Karoo Venison by Albe Neethling; Annatjie Reynolds; Lynne Minnaar
Karoo Family Favourites by
Lynn Minnaar, Annatjie Reynolds and Janet Kingwell
Also keep an eye out for recipes by author and ‘Maak ‘n Las’ presenter, Pieter Pieterse.
Ian’s recipe for Lamb Potjiekos was published in the South African Illustrated Cookbook by Lehla Eldridge.
A ‘potjiekos’ is an Afrikaans stew slow-cooked in a ‘potjie’ over hot coals. A potjie is a three-legged cast-iron pot. If you’re cooking on a cooker instead of over a fire, this recipe will be easier prepared using a heavy-bottomed pot.
If you like your food hot and spicy, add more chillis and curry powder. You can also substitute pumpkin for butternut and tomatoes for spinach.

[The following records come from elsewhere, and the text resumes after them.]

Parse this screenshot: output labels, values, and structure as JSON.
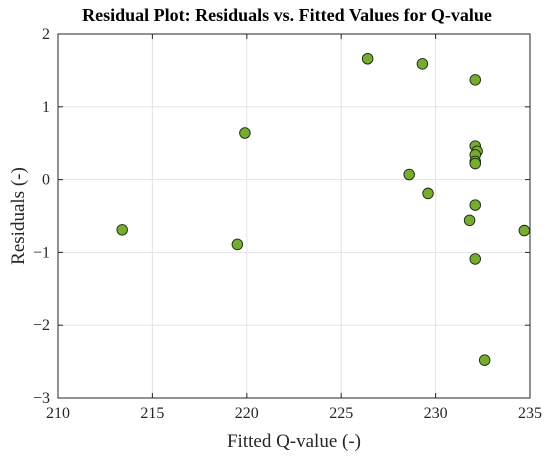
{
  "chart_data": {
    "type": "scatter",
    "title": "Residual Plot: Residuals vs. Fitted Values for Q-value",
    "xlabel": "Fitted Q-value (-)",
    "ylabel": "Residuals (-)",
    "xlim": [
      210,
      235
    ],
    "ylim": [
      -3,
      2
    ],
    "xticks": [
      210,
      215,
      220,
      225,
      230,
      235
    ],
    "yticks": [
      -3,
      -2,
      -1,
      0,
      1,
      2
    ],
    "xtick_labels": [
      "210",
      "215",
      "220",
      "225",
      "230",
      "235"
    ],
    "ytick_labels": [
      "−3",
      "−2",
      "−1",
      "0",
      "1",
      "2"
    ],
    "grid": true,
    "marker_color": "#77ac30",
    "points": [
      {
        "x": 213.4,
        "y": -0.69
      },
      {
        "x": 219.5,
        "y": -0.89
      },
      {
        "x": 219.9,
        "y": 0.64
      },
      {
        "x": 226.4,
        "y": 1.66
      },
      {
        "x": 228.6,
        "y": 0.07
      },
      {
        "x": 229.3,
        "y": 1.59
      },
      {
        "x": 229.6,
        "y": -0.19
      },
      {
        "x": 231.8,
        "y": -0.56
      },
      {
        "x": 232.1,
        "y": 1.37
      },
      {
        "x": 232.1,
        "y": 0.46
      },
      {
        "x": 232.2,
        "y": 0.39
      },
      {
        "x": 232.1,
        "y": 0.34
      },
      {
        "x": 232.1,
        "y": 0.25
      },
      {
        "x": 232.1,
        "y": 0.22
      },
      {
        "x": 232.1,
        "y": -0.35
      },
      {
        "x": 232.1,
        "y": -1.09
      },
      {
        "x": 232.6,
        "y": -2.48
      },
      {
        "x": 234.7,
        "y": -0.7
      }
    ]
  }
}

Preparation time: 40 minutes
Cooking time: 3 hours
- 4 large onions, peeled and chopped
- 4T (60ml) sunflower oil
- 4t (20ml) medium curry powder
- 1t (5ml) crushed, dried naartjie peel
- 1T (15ml) ground coriander
- 4 curry leaves
- 4 bay leaves
- 600g lamb neck or shank, cubed or sliced
- Juice of 1 lemon
- 4 large potatoes, peeled and chopped
- 4 carrots, scraped and chopped
- 5 cloves garlic, crushed
- 200g spinach
- 1T (15ml) salt
It is best to start cooking your lamb potjie when the coals are not too hot or ‘medium heat’ in kitchen terms. Begin by browning the onions in the oil in the potjie. Add the curry powder, naartjie peel, cumin, chillies, coriander, curry leaves and bay leaves, and sauté for a minute or so. Add the meat and brown with the onions and simmer. Add a layer of potatoes, followed by layers of carrot, butternut, garlic and finally spinach. Season with salt, replace the lid and leave to simmer slowly for approximately 3 hours until the meat is tender and the vegetables cooked. Use a large spoon when dishing up and serve the stew with rice or samp and beans, pot bread and a chutney atjar.